Cyclic Response of Precast, Hollow Bridge Columns with Postpour Section and Socket Connection

Accelerated bridge construction (ABC) has been used extensively to achieve rapid construction, to reduce traffic congestion and environmental impacts, and to ensure reliable quality control. Precast columns are typically precast with a solid section and then inserted into a socket foundation that is deeper than the maximum dimensions of the column section. To reduce the weight of the precast column and foundation for easy transportation and assembly, an alternative solution was proposed that uses a hollow section column with high-strength concrete and a foundation with a shallow socket. After the column was erected, postpour concrete (PPC) was then poured into the hollow column to a certain depth to strengthen the shear capacity in the plastic hinge region.
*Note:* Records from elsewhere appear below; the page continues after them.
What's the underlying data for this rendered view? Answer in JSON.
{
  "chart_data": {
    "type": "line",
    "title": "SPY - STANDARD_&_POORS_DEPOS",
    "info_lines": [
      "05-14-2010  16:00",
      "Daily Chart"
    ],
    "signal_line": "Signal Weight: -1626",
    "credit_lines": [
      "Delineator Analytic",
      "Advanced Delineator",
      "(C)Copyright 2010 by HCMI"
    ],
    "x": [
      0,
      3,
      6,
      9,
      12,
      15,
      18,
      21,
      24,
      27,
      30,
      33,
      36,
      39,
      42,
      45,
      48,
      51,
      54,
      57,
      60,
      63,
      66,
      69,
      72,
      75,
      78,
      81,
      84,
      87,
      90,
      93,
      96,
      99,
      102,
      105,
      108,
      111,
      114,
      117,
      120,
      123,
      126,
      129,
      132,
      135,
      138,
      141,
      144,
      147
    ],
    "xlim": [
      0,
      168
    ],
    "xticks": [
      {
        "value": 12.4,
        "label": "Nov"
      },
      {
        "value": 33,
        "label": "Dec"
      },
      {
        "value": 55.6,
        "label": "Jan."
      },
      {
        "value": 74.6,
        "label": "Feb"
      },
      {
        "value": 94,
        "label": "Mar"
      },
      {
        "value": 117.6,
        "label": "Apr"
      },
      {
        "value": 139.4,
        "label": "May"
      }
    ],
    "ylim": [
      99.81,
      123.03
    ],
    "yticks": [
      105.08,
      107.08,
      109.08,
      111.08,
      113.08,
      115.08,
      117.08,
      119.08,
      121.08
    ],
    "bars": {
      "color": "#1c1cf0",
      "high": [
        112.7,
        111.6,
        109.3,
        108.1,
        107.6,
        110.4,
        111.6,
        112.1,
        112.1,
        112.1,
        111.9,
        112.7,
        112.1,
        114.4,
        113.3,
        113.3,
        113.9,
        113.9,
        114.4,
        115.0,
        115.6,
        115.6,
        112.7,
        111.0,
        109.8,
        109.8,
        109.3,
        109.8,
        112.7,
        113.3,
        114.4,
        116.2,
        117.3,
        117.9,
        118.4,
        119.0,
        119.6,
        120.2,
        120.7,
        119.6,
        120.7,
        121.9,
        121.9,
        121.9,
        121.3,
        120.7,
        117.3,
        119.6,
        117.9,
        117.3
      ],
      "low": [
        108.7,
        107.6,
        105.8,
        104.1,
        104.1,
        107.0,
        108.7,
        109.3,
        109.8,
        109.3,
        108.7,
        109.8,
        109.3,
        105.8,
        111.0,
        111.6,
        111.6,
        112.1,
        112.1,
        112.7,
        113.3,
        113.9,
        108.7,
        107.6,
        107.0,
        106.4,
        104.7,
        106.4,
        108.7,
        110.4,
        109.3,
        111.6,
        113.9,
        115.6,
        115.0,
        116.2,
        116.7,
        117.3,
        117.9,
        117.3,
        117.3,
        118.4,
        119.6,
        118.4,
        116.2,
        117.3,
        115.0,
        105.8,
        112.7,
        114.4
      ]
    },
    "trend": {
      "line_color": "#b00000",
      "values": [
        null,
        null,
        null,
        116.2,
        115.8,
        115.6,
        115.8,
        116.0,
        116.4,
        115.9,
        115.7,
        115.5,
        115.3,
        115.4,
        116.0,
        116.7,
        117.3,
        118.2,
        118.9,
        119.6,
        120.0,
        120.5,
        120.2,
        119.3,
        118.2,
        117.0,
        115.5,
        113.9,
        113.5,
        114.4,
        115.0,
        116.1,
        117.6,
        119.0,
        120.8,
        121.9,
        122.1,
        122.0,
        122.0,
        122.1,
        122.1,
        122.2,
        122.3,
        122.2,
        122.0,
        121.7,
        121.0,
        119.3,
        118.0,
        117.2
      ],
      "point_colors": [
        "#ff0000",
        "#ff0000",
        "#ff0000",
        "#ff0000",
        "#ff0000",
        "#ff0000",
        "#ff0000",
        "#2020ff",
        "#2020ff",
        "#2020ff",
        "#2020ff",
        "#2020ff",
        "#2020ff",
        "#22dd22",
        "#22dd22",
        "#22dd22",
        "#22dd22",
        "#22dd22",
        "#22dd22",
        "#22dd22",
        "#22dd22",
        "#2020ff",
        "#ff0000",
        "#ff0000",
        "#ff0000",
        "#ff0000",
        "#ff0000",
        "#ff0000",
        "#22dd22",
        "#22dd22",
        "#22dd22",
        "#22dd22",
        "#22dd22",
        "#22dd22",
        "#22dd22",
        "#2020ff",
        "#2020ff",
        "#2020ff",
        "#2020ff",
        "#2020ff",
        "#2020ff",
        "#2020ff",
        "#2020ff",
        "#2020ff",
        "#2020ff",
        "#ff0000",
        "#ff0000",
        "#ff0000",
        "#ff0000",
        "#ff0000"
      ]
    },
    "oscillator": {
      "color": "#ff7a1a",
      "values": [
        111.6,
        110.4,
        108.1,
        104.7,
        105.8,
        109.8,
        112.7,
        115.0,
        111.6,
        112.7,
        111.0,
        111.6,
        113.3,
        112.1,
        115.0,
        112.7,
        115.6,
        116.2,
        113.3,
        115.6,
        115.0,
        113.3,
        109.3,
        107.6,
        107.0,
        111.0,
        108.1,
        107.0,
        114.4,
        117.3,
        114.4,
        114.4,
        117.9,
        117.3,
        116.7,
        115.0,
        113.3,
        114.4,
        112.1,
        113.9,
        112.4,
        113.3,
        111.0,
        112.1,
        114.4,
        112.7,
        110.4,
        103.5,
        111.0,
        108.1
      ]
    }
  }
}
Two precast columns with different depths of the PPC were investigated experimentally by cyclic loading test and were compared with a cast-in-place (CIP) reference column. The cyclic loading test results showed that the precast, hollow, high-strength concrete column with socket connection exhibited emulative seismic performance of the CIP reference. A deeper PPC section shows to improve the energy-dissipating capacity of the precast column. The effect of the PPC depth on the precast column and footing was investigated both experimentally and numerically.

Automated summary

Accelerated bridge construction (ABC) is widely used to achieve rapid construction, reduce traffic congestion and environmental impacts, and ensure reliable quality control. This study proposes an alternative solution using hollow section columns and shallow socket foundations to reduce the weight of precast columns and foundations. Experimental results show that utilizing postpour concrete can enhance the shear capacity of precast columns, and deeper postpour concrete sections can improve the energy dissipating capacity of precast columns.